Last May, the Los Angeles City Council voted for a six-month pilot experiment for the city and the Police Department to officially recognize matricula consular identity cards issued by the Mexican government to Mexican nationals living in the United States. The council must now decide whether to make acceptance of the card permanent.
The ID cards, which do not bear the holder's fingerprints, are issued without requiring the applicant to submit to a criminal background check. Although LAPD officers must accept the card as official identification when issuing a citation, the card's information cannot be verified or used to check criminal records or immigration status.
The ID cards may also be used to apply for social services, open bank accounts, cash checks, sign leases and rental agreements and board airplanes. The IDs are not recognized by the Immigration and Naturalization Service and do not grant legal status to the bearers.

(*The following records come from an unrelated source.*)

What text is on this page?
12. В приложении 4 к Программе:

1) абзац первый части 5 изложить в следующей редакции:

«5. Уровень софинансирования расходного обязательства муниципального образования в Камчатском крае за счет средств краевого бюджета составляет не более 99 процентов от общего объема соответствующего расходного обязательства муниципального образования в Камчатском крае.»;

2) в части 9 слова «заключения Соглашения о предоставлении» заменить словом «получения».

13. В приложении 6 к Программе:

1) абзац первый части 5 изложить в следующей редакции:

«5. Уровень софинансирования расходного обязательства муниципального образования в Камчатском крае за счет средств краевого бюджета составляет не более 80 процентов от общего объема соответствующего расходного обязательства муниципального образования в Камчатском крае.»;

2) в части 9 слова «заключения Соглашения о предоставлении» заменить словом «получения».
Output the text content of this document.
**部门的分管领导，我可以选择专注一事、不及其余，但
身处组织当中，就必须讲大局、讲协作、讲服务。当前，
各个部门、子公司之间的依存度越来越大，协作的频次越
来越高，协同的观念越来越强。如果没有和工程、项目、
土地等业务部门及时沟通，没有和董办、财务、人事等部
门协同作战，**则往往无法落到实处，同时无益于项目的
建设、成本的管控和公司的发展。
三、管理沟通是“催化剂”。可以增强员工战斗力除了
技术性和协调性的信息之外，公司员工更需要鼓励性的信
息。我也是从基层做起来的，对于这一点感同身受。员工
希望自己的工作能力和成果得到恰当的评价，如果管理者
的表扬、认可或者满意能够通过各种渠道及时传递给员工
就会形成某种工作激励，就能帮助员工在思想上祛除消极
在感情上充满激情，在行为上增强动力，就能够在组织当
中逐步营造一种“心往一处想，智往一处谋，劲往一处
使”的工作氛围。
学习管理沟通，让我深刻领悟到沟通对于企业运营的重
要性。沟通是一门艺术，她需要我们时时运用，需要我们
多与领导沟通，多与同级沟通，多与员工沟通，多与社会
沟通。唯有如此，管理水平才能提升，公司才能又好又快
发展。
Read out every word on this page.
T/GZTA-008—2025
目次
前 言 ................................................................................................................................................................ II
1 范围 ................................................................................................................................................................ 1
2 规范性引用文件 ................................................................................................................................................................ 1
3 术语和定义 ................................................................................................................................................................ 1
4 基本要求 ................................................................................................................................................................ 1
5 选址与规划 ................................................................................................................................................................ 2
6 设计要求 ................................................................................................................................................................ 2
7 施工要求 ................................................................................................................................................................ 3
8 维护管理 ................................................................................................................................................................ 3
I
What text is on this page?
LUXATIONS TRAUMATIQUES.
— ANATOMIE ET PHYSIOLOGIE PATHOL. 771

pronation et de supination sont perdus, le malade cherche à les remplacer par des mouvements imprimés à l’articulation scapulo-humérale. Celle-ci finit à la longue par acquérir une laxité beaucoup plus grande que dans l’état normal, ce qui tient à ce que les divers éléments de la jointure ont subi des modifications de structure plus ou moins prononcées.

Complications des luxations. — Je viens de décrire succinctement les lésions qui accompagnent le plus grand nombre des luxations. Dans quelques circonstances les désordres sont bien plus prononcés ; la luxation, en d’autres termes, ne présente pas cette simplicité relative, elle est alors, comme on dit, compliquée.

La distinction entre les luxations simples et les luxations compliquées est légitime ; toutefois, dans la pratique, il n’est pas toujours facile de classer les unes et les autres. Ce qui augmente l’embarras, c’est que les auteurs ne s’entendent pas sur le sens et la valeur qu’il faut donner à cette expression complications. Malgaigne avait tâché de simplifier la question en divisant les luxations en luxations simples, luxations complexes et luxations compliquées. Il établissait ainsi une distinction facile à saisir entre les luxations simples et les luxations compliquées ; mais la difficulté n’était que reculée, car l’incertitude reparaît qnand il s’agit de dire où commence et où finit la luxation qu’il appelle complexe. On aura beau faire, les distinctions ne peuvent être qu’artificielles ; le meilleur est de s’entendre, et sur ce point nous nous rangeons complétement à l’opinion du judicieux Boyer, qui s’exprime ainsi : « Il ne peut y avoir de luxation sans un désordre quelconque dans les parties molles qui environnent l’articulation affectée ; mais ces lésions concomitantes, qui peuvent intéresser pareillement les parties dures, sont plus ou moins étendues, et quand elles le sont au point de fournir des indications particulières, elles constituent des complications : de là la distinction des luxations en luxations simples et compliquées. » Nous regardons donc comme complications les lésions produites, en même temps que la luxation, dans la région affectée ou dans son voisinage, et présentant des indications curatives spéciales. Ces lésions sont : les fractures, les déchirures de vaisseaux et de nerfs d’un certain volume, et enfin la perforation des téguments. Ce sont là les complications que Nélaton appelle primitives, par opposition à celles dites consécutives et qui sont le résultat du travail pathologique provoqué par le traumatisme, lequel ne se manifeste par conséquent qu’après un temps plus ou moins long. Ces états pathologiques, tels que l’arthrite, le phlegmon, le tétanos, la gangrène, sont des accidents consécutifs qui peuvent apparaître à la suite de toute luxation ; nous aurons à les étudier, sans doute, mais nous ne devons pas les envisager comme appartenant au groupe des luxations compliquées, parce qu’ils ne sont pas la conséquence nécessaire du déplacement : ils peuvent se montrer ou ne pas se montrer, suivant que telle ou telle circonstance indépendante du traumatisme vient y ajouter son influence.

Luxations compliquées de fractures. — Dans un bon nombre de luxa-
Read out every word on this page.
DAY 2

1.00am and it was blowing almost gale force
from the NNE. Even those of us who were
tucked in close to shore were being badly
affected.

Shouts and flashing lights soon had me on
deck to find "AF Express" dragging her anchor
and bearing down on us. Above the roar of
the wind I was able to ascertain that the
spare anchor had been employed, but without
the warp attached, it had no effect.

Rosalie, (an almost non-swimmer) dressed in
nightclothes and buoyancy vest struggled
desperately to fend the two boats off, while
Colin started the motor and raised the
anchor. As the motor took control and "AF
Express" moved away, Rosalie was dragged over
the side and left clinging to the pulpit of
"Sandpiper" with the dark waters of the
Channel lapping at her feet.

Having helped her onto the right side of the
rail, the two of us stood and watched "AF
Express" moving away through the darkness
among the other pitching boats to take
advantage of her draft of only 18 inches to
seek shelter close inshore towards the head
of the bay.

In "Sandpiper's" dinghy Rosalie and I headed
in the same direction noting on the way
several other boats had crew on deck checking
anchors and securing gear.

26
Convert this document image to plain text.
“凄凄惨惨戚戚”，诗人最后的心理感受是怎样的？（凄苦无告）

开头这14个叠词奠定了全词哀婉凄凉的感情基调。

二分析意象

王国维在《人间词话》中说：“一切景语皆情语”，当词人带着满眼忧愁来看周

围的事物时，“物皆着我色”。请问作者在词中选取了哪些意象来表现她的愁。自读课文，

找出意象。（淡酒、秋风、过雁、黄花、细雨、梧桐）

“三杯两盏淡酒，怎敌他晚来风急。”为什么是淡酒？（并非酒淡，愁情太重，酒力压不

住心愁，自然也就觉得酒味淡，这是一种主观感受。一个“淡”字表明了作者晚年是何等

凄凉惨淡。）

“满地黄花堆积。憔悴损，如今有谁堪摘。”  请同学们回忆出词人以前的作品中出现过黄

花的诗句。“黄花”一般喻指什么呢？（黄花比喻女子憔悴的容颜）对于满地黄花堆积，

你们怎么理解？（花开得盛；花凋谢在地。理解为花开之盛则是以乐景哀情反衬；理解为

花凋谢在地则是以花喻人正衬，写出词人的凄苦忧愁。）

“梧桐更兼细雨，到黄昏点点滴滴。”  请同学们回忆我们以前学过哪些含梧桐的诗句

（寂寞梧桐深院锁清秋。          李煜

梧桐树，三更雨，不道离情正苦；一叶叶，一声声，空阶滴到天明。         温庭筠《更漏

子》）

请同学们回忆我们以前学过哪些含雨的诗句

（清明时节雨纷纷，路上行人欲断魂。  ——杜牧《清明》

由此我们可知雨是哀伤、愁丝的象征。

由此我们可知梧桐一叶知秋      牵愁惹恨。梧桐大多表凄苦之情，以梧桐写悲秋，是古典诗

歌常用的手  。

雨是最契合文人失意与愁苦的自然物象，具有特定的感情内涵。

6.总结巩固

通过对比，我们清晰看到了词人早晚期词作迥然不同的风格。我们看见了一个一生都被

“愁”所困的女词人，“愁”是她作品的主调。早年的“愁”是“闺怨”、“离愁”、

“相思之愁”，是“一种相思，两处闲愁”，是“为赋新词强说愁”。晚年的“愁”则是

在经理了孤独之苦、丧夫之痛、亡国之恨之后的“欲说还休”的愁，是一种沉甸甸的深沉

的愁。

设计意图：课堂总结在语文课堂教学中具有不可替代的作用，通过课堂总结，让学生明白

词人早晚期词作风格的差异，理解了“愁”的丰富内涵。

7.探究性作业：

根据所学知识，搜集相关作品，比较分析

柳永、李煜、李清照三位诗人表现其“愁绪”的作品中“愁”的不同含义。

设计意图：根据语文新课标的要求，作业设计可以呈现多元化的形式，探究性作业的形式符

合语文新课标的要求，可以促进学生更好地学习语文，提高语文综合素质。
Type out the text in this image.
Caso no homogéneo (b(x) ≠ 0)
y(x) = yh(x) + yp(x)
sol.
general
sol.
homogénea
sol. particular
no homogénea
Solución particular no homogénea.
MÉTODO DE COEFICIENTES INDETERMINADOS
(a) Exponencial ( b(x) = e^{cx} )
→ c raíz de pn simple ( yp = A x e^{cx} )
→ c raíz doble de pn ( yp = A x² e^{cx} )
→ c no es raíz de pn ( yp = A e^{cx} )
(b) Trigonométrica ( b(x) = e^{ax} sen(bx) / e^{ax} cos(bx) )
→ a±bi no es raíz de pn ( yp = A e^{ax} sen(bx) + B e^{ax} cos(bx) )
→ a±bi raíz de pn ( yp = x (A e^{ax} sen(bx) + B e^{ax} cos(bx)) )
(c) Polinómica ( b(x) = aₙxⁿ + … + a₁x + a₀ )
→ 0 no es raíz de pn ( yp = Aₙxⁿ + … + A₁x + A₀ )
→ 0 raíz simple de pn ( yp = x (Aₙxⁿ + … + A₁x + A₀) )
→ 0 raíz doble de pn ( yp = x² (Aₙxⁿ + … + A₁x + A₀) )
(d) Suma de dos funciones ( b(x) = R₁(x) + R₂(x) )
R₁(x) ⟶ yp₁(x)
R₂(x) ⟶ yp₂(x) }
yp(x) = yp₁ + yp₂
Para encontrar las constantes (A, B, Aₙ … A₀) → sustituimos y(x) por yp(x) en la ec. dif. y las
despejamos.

L.A.'s recognition of only Mexican ID cards may be in violation of the U.S. Constitution. The 14th Amendment not only guarantees that all people be granted equal protection under the law, it also requires that all laws be enforced equally. If a city accepts Mexican IDs as legal identification for undocumented Mexican immigrants without offering the same treatment to undocumented immigrants of other nationalities, it is selectively enforcing laws. Guatemala, El Salvador and Poland are creating IDs for their own nationals. If a city offers to recognize IDs from all countries, it will be making immigration law, which is Congress' job.